Años de recomendaciones, primero de Kubelick, luego de Pepa, y por último de Mariola, no habían hecho mella en mí. Pero cuando fue una alumna de 2º de la ESO la que hace poco me recomendó a Jane Austen, supe que no podía posponerla más. Esa misma tarde, después del instituto, me fui a la Casa del Libro, comparé entre varias traducciones, y me llevé Orgullo y prejuicio a casa.
Toda mi vida pensando que el origen de las comedias románticas que más me gustan estaba en Historias de Philadelphia, y ahora, al terminarme el libro, me doy cuenta de que el germen y la chispa original no estaba en el cine, sino en la literatura inglesa de más de un siglo antes.
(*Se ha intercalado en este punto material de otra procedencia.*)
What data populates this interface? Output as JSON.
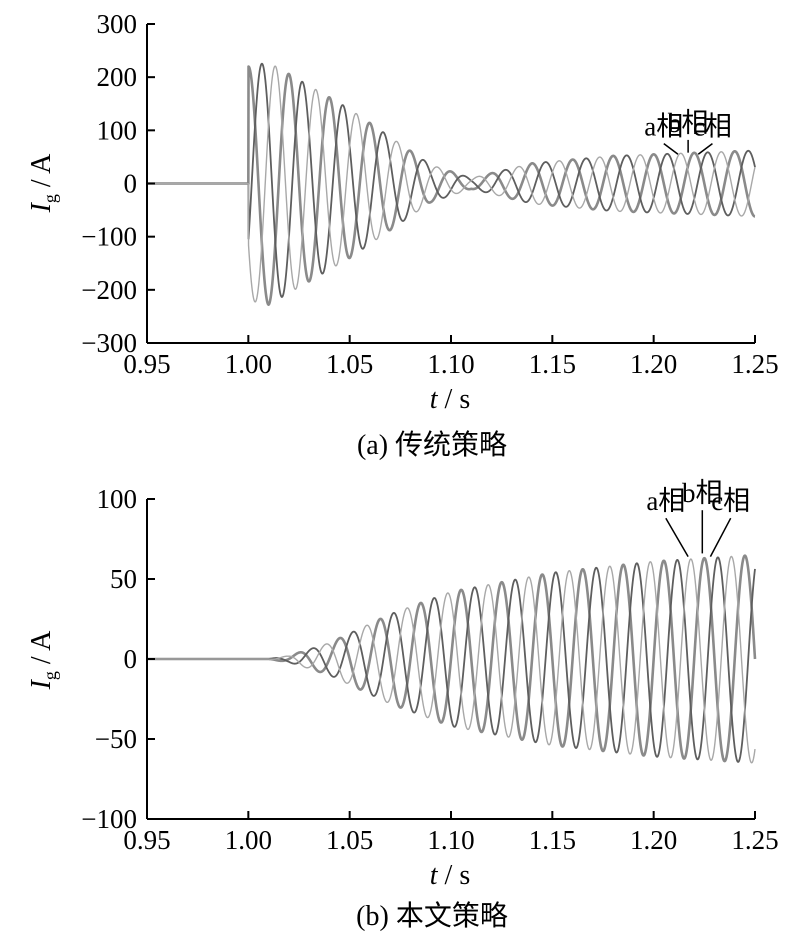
{
  "chart_data": [
    {
      "id": "a",
      "type": "line",
      "caption": "(a)  传统策略",
      "xlabel": {
        "italic": "t",
        "rest": " / s"
      },
      "ylabel": {
        "italic": "I",
        "sub": "g",
        "rest": " / A"
      },
      "xlim": [
        0.95,
        1.25
      ],
      "ylim": [
        -300,
        300
      ],
      "xticks": [
        0.95,
        1.0,
        1.05,
        1.1,
        1.15,
        1.2,
        1.25
      ],
      "xtick_labels": [
        "0.95",
        "1.00",
        "1.05",
        "1.10",
        "1.15",
        "1.20",
        "1.25"
      ],
      "yticks": [
        300,
        200,
        100,
        0,
        -100,
        -200,
        -300
      ],
      "ytick_labels": [
        "300",
        "200",
        "100",
        "0",
        "−100",
        "−200",
        "−300"
      ],
      "grid": false,
      "frequency_hz": 50,
      "series": [
        {
          "name": "a相",
          "color": "#8a8a8a",
          "phase_deg": 90,
          "width": 2.6
        },
        {
          "name": "b相",
          "color": "#5e5e5e",
          "phase_deg": -30,
          "width": 1.8
        },
        {
          "name": "c相",
          "color": "#a8a8a8",
          "phase_deg": -150,
          "width": 1.4
        }
      ],
      "envelope_points": [
        [
          0.95,
          0
        ],
        [
          1.0,
          0
        ],
        [
          1.0,
          220
        ],
        [
          1.01,
          228
        ],
        [
          1.05,
          140
        ],
        [
          1.09,
          35
        ],
        [
          1.11,
          10
        ],
        [
          1.14,
          38
        ],
        [
          1.18,
          52
        ],
        [
          1.25,
          62
        ]
      ],
      "labels": [
        {
          "text": "a相",
          "at": [
            1.205,
            75
          ],
          "to": [
            1.212,
            55
          ]
        },
        {
          "text": "b相",
          "at": [
            1.217,
            82
          ],
          "to": [
            1.217,
            58
          ]
        },
        {
          "text": "c相",
          "at": [
            1.229,
            75
          ],
          "to": [
            1.222,
            55
          ]
        }
      ]
    },
    {
      "id": "b",
      "type": "line",
      "caption": "(b)  本文策略",
      "xlabel": {
        "italic": "t",
        "rest": " / s"
      },
      "ylabel": {
        "italic": "I",
        "sub": "g",
        "rest": " / A"
      },
      "xlim": [
        0.95,
        1.25
      ],
      "ylim": [
        -100,
        100
      ],
      "xticks": [
        0.95,
        1.0,
        1.05,
        1.1,
        1.15,
        1.2,
        1.25
      ],
      "xtick_labels": [
        "0.95",
        "1.00",
        "1.05",
        "1.10",
        "1.15",
        "1.20",
        "1.25"
      ],
      "yticks": [
        100,
        50,
        0,
        -50,
        -100
      ],
      "ytick_labels": [
        "100",
        "50",
        "0",
        "−50",
        "−100"
      ],
      "grid": false,
      "frequency_hz": 50,
      "series": [
        {
          "name": "a相",
          "color": "#8a8a8a",
          "phase_deg": 0,
          "width": 2.6
        },
        {
          "name": "b相",
          "color": "#5e5e5e",
          "phase_deg": -120,
          "width": 1.8
        },
        {
          "name": "c相",
          "color": "#a8a8a8",
          "phase_deg": 120,
          "width": 1.4
        }
      ],
      "envelope_points": [
        [
          0.95,
          0
        ],
        [
          1.01,
          0
        ],
        [
          1.02,
          2
        ],
        [
          1.04,
          10
        ],
        [
          1.07,
          28
        ],
        [
          1.1,
          42
        ],
        [
          1.15,
          54
        ],
        [
          1.2,
          61
        ],
        [
          1.25,
          65
        ]
      ],
      "labels": [
        {
          "text": "a相",
          "at": [
            1.206,
            88
          ],
          "to": [
            1.217,
            64
          ]
        },
        {
          "text": "b相",
          "at": [
            1.224,
            93
          ],
          "to": [
            1.224,
            66
          ]
        },
        {
          "text": "c相",
          "at": [
            1.238,
            88
          ],
          "to": [
            1.228,
            64
          ]
        }
      ]
    }
  ]
}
Lo que al principio más me ha sorprendido de la Austen es el increíble ritmo con el que comienza la historia. No me he encontrado ni las descripciones ni las reflexiones filosóficas que me esperaba, al estilo de las de La Regenta (por comparar con un español). Será literatura decimonónica, pero la cosa va mucho más rápido y tiene mucho más suspense que muchas narraciones actuales.
No quiero decir con esto que a la novela no le falte una tesis. Claro que la hay, pero la Austen es inteligente y sutil como pocos, y no pierde el tiempo con reflexiones panfletarias. La crítica social y la ironía están ahí, pero no por eso tiene que sacrificar la historia ni ser corrosiva. Austen es más inteligente que todo eso, precisamente porque no tiene necesidad de aparentar esa superior inteligencia. Y además es generosa, porque nunca quiere quedar por encima de sus personajes, sino que les tiene un profundo respeto. Todas las virtudes se las cede a Elizabeth y a Darcy, geniales como pocos personajes de la literatura, y sin necesidad de ser unos excéntricos.
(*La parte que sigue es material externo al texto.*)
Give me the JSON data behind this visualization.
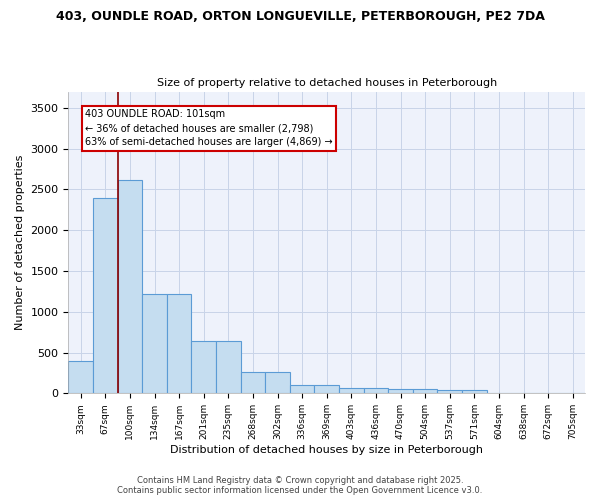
{
  "title_line1": "403, OUNDLE ROAD, ORTON LONGUEVILLE, PETERBOROUGH, PE2 7DA",
  "title_line2": "Size of property relative to detached houses in Peterborough",
  "xlabel": "Distribution of detached houses by size in Peterborough",
  "ylabel": "Number of detached properties",
  "categories": [
    "33sqm",
    "67sqm",
    "100sqm",
    "134sqm",
    "167sqm",
    "201sqm",
    "235sqm",
    "268sqm",
    "302sqm",
    "336sqm",
    "369sqm",
    "403sqm",
    "436sqm",
    "470sqm",
    "504sqm",
    "537sqm",
    "571sqm",
    "604sqm",
    "638sqm",
    "672sqm",
    "705sqm"
  ],
  "values": [
    400,
    2400,
    2620,
    1220,
    1220,
    640,
    640,
    260,
    260,
    105,
    105,
    60,
    60,
    50,
    50,
    35,
    35,
    10,
    10,
    8,
    8
  ],
  "bar_color": "#c5ddf0",
  "bar_edge_color": "#5b9bd5",
  "vline_x": 1.5,
  "vline_color": "#8b0000",
  "annotation_text_line1": "403 OUNDLE ROAD: 101sqm",
  "annotation_text_line2": "← 36% of detached houses are smaller (2,798)",
  "annotation_text_line3": "63% of semi-detached houses are larger (4,869) →",
  "ylim": [
    0,
    3700
  ],
  "yticks": [
    0,
    500,
    1000,
    1500,
    2000,
    2500,
    3000,
    3500
  ],
  "bg_color": "#eef2fb",
  "grid_color": "#c8d4e8",
  "footer_line1": "Contains HM Land Registry data © Crown copyright and database right 2025.",
  "footer_line2": "Contains public sector information licensed under the Open Government Licence v3.0."
}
Eso sí, la sutilidad no le impide a Jane Austen soltar alguna alguna que otra verdad sobre la sociedad en la que vive, de esas que que quedan dichas para los que quieran entender. Cuando en el capítulo XXII habla de la boda de Charlotte con el ridículo Collins (compromiso que deja estupefacta a la propia protagonista, Elizabeth), el pasaje es de un patetismo revelador:
[...] Toda la familia se regocijó muchísimo por la noticia. Las hijas menores tenían la esperanza de ser presentadas en sociedad un año o dos antes de lo que lo habrían hecho de no ser por esta circunstancia. Los hijos se vieron libres del temor de que Charlotte se quedase soltera. Charlotte estaba tranquila. Había ganado la partida y tenía tiempo para considerarlo. Sus reflexiones eran en general satisfactorias. A decir verdad, Collins no era ni inteligente ni simpático, su compañía era pesada y su cariño por ella debía de ser imaginario. Pero, al fin y al cabo, sería su marido. A pesar de que Charlotte no tenía una gran opinión de los hombres ni del matrimonio, siempre lo había ambicionado porque era la única colocación honrosa para una joven bien educada y de fortuna escasa, y, aunque no se pudiese asegurar que fuese una fuente de felicidad, siempre sería el más grato recurso contra la necesidad. Este recurso era lo que acababa de conseguir, ya que a los veintisiete años de edad, sin haber sido nunca bonita, era una verdadera suerte para ella.
Pues ahí queda. Y el que quiera entender, que entienda.
***
Y aun así, es gracioso que una novela escrita con esa supuesta mesura emocione tanto. Austen huye de las salidas de tono románticas de la época, y sin embargo a uno, como lector, le da un vuelco el corazón casi en cada página de la novela. Y llama también la atención que, huyendo de ese romanticismo mal entendido, Austen sea el germen de todo lo que posteriormente, en cine y literatura, se ha entendido por romántico: los malos entendidos, los encuentros y desencuentros, el odio y el desprecio que llevan al amor y esos finales felices que le dejan a uno con tan buen sabor de boca, y con la esperanza de que un amor como el de Lizzy y Darcy es posible.